9 Sep 2016
The best part about visiting a new place is experiencing the local cuisine. While Hawaii is obviously not its own separate country, due to the melting pot of culturals that make up our population, we still do have plenty of interesting and unique things to try. Check out our list of some of our local favorites...
Think refined snow cone...a shave ice is finely shaved fluffy flakes of ice topped with a variety of flavored syrups. While typically you are going to encounter just your basic ice and syrup combo (with an occasional scoop of ice cream), many businesses are taking things a step further by offering hand-made fresh fruit flavored toppings made from local and organic ingredients. A great treat for a hot Hawaiian day!
Our local recommendation: Wishing Well Shave Ice (Kauai)
The plate lunch is a staple amongst local Hawaiians. Almost always served in a styrofoam to-go container, the 'plate' typically consists of 2 scoops of rice, one scoop of macaroni salad and a whole heaping of your choice of meat. Meat options include such things as kailua pig, chicken katsu, Korean BBQ, teriyaki beed, or mahi mahi. A mixed plate allows you to have multiple meats in one. We can't promise you won't be tired and ready for a nap after this extremely satisfying meal.
Our local recommendation: Rainbow Drive-In (Oahu)
Image: Steven Byeon
A sugary no-hole donut that originated in Portugal, a malasada is basically a deep-fried ball of heaven. We suggest eating one while still warm but truthfully, they are good anywhere, anytime.

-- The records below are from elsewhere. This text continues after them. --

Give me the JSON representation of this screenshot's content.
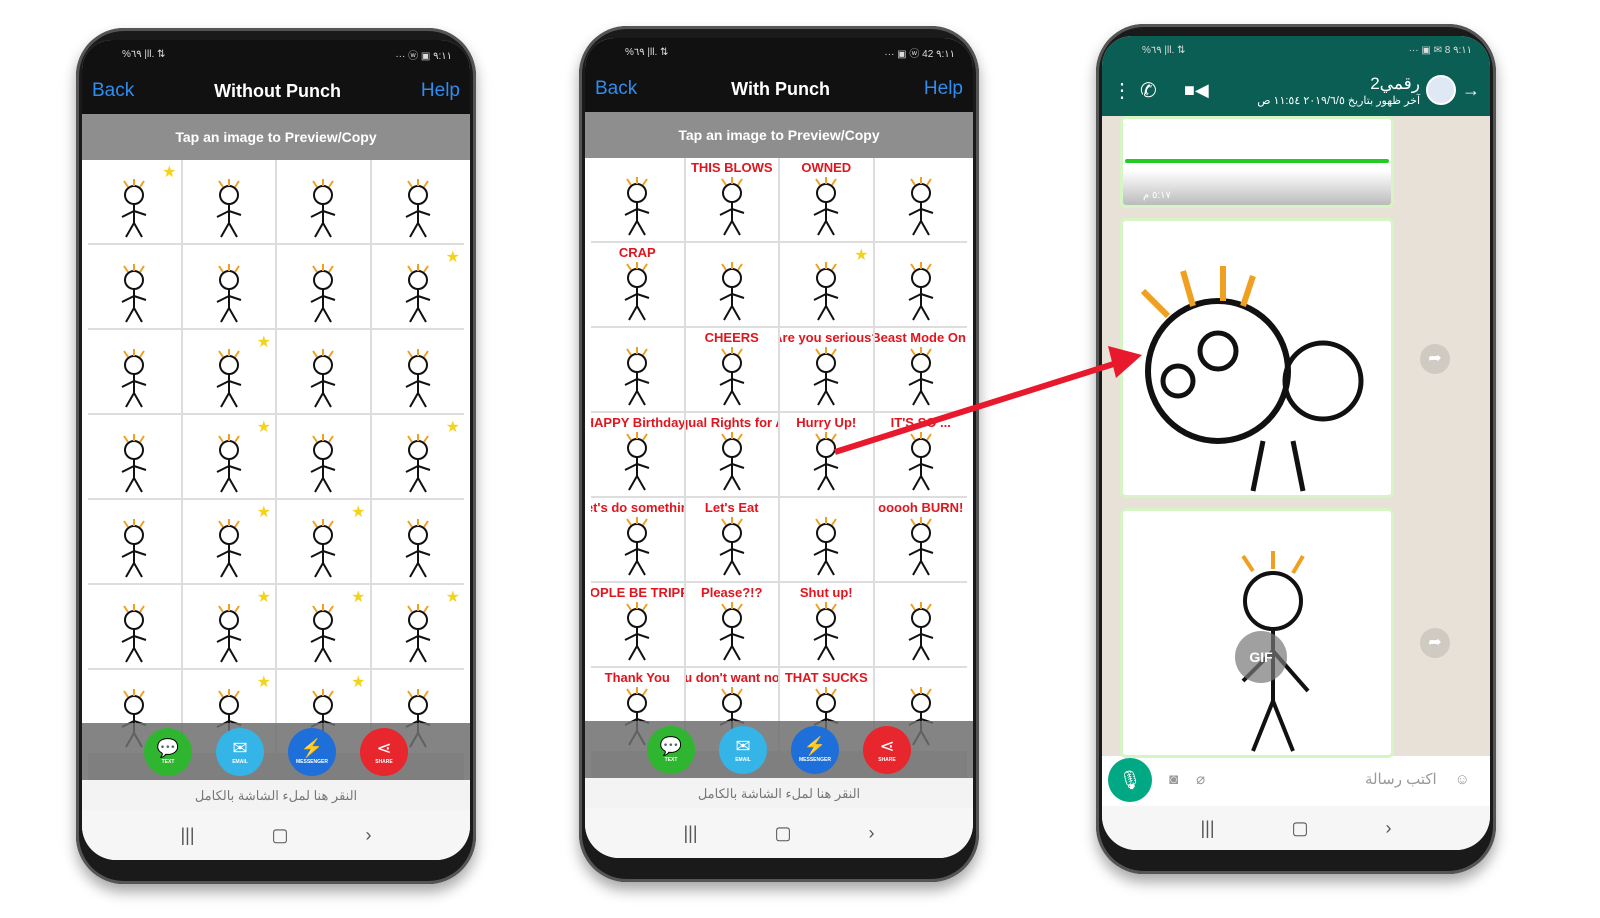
{
  "phones": [
    {
      "status_left": "%٦٩ |ll. ⇅",
      "status_right": "··· ⓦ ▣ ٩:١١",
      "back": "Back",
      "title": "Without Punch",
      "help": "Help",
      "tap_hint": "Tap an image to Preview/Copy",
      "captions": [
        "",
        "",
        "",
        "",
        "",
        "",
        "",
        "",
        "",
        "",
        "",
        "",
        "",
        "",
        "",
        "",
        "",
        "",
        "",
        "",
        "",
        "",
        "",
        "",
        "",
        "",
        "",
        ""
      ],
      "stars": [
        0,
        7,
        9,
        13,
        15,
        17,
        18,
        21,
        22,
        23,
        25,
        26
      ]
    },
    {
      "status_left": "%٦٩ |ll. ⇅",
      "status_right": "··· ▣ ⓦ 42 ٩:١١",
      "back": "Back",
      "title": "With Punch",
      "help": "Help",
      "tap_hint": "Tap an image to Preview/Copy",
      "captions": [
        "",
        "THIS BLOWS",
        "OWNED",
        "",
        "CRAP",
        "",
        "",
        "",
        "",
        "CHEERS",
        "Are you serious?",
        "Beast Mode On!",
        "HAPPY Birthday!",
        "Equal Rights for All",
        "Hurry Up!",
        "IT'S SO ...",
        "Let's do something",
        "Let's Eat",
        "",
        "ooooh BURN!",
        "PEOPLE BE TRIPPIN",
        "Please?!?",
        "Shut up!",
        "",
        "Thank You",
        "You don't want none",
        "THAT SUCKS",
        ""
      ],
      "stars": [
        6
      ]
    }
  ],
  "actions": [
    {
      "label": "TEXT",
      "icon": "chat-bubble-icon",
      "color": "#2fb52f"
    },
    {
      "label": "EMAIL",
      "icon": "envelope-icon",
      "color": "#35b4e8"
    },
    {
      "label": "MESSENGER",
      "icon": "messenger-icon",
      "color": "#1e6fd9"
    },
    {
      "label": "SHARE",
      "icon": "share-icon",
      "color": "#e8262d"
    }
  ],
  "fullscreen_hint": "النقر هنا لملء الشاشة بالكامل",
  "whatsapp": {
    "status_left": "%٦٩ |ll. ⇅",
    "status_right": "··· ▣ ✉ 8 ٩:١١",
    "contact": "رقمي2",
    "last_seen": "آخر ظهور بتاريخ ٢٠١٩/٦/٥ ١١:٥٤ ص",
    "msg_time": "٥:١٧ م",
    "gif_label": "GIF",
    "input_placeholder": "اكتب رسالة",
    "colors": {
      "header": "#0a5e54",
      "accent": "#00a884"
    }
  },
  "annotation": {
    "arrow_color": "#e8192c"
  }
}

Our local recommendation: Leonard's Bakery (Oahu)
Fresh, raw bite sized pieces of fish (usually Ahi) marinated in a variety of sauces and ingredients, poke is the Hawaiian's spin on sashimi. While poke can be found at supermarkets, restaurants, and specialty stores, this is something you always want to make sure was prepared with fresh fish. Grabbing a poke bowl to go and picnicking at the beach is our favorite way to enjoy.

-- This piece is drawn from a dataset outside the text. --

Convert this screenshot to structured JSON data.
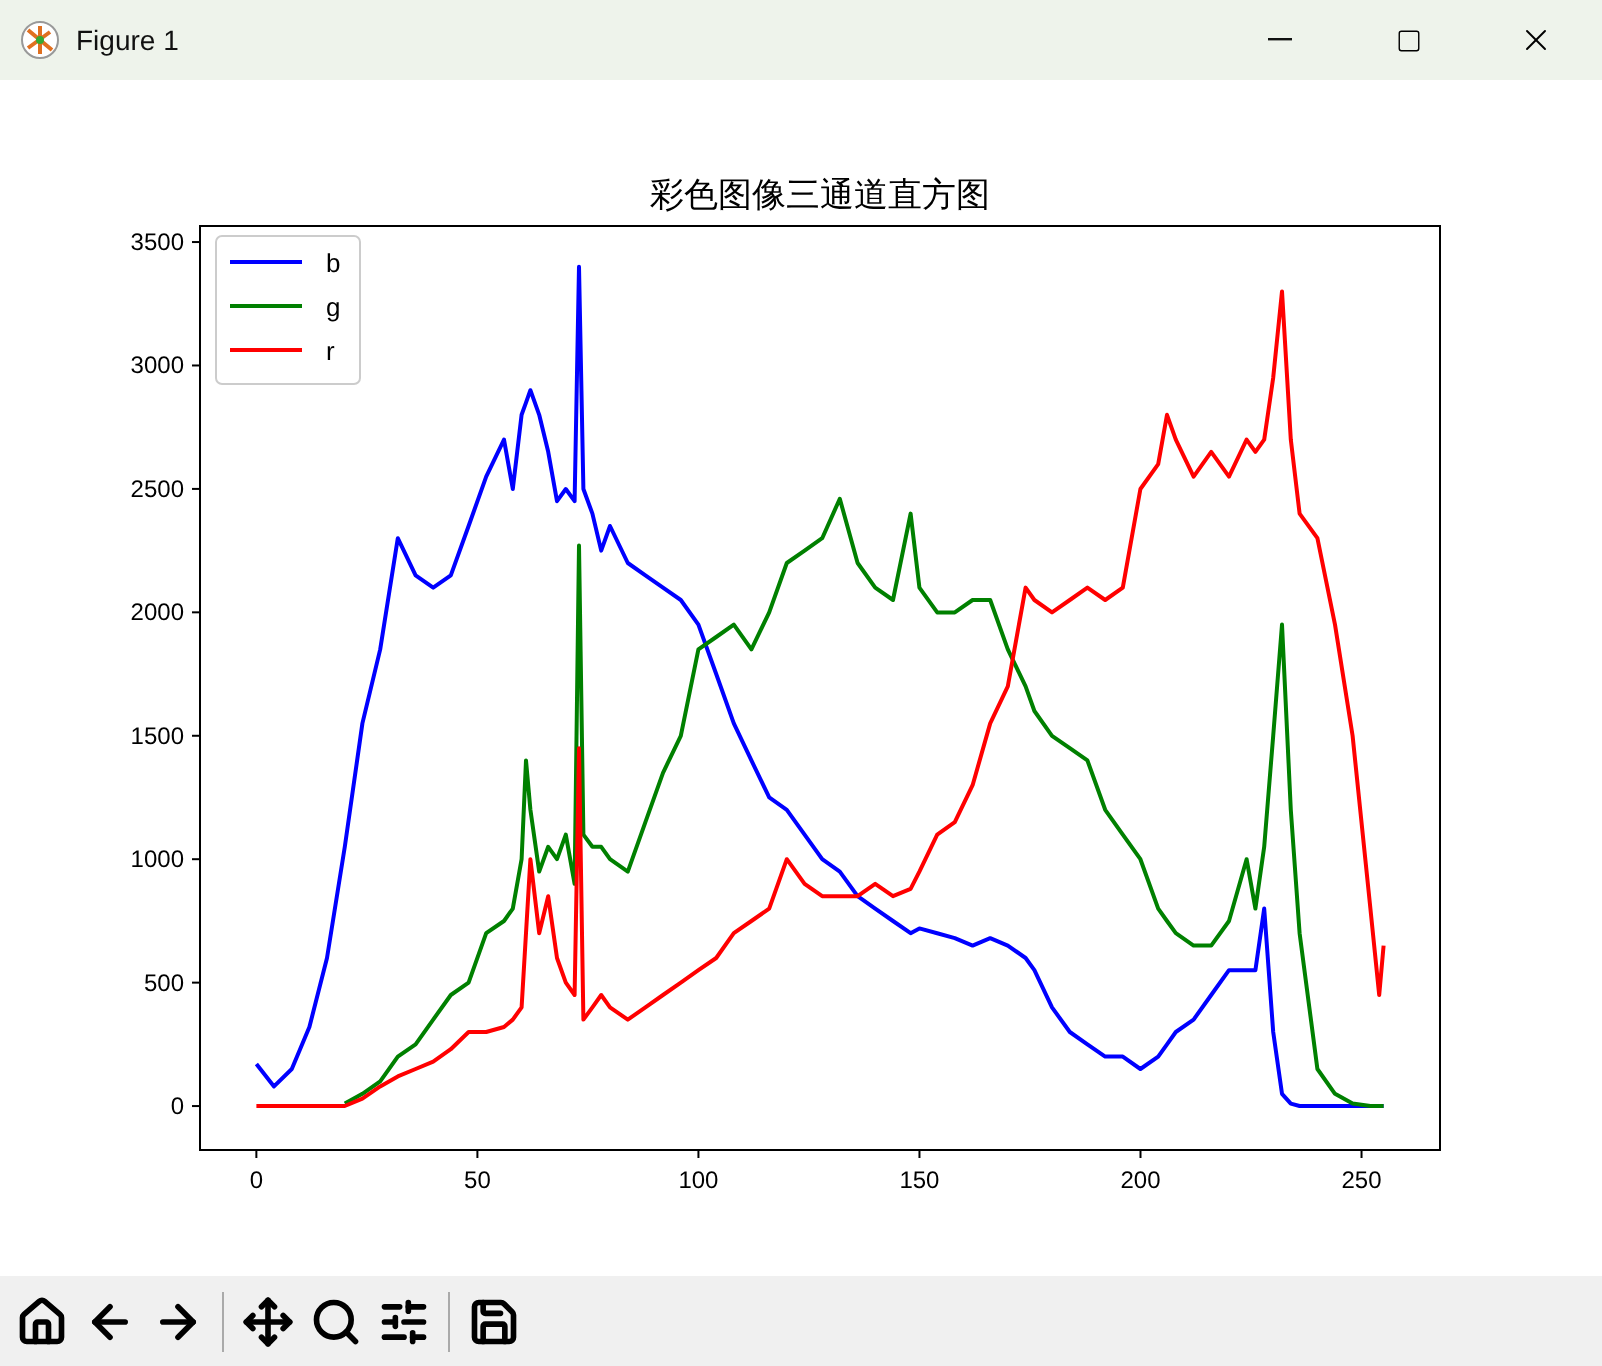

Our local recommendation: Umeke's (Big Island)
Saimin originated from Hawaii's sugar plantation era, when poor immigrant workers cooked Chinese egg noodles with whatever they had on hand. Now a staple Hawaiian comfort food, the dashi broth is usually made from shrimp, kombu (dried kelp), mushroom and ginger and can be topped with ingredients like kamaboko (fish cake), char siu pork, green onions, hardboiled egg, and slivers of Spam.
Our local recommendation: Hamura's Saimin (Kauai)
Locals think spam musubi is the ultimate portable snack. Who knew that just a simple combination of white rice, sliced spam, and dried seaweed could become such a crown jewel of Hawaiian snacks! Fun Fact: Island residents consume nearly 7 million cans of spam a year, much of it dedicated to musubi. As musubi isn't refrigerated, it is sold off the counter at almost every convenience store, grocery store, and lunch counter in the state.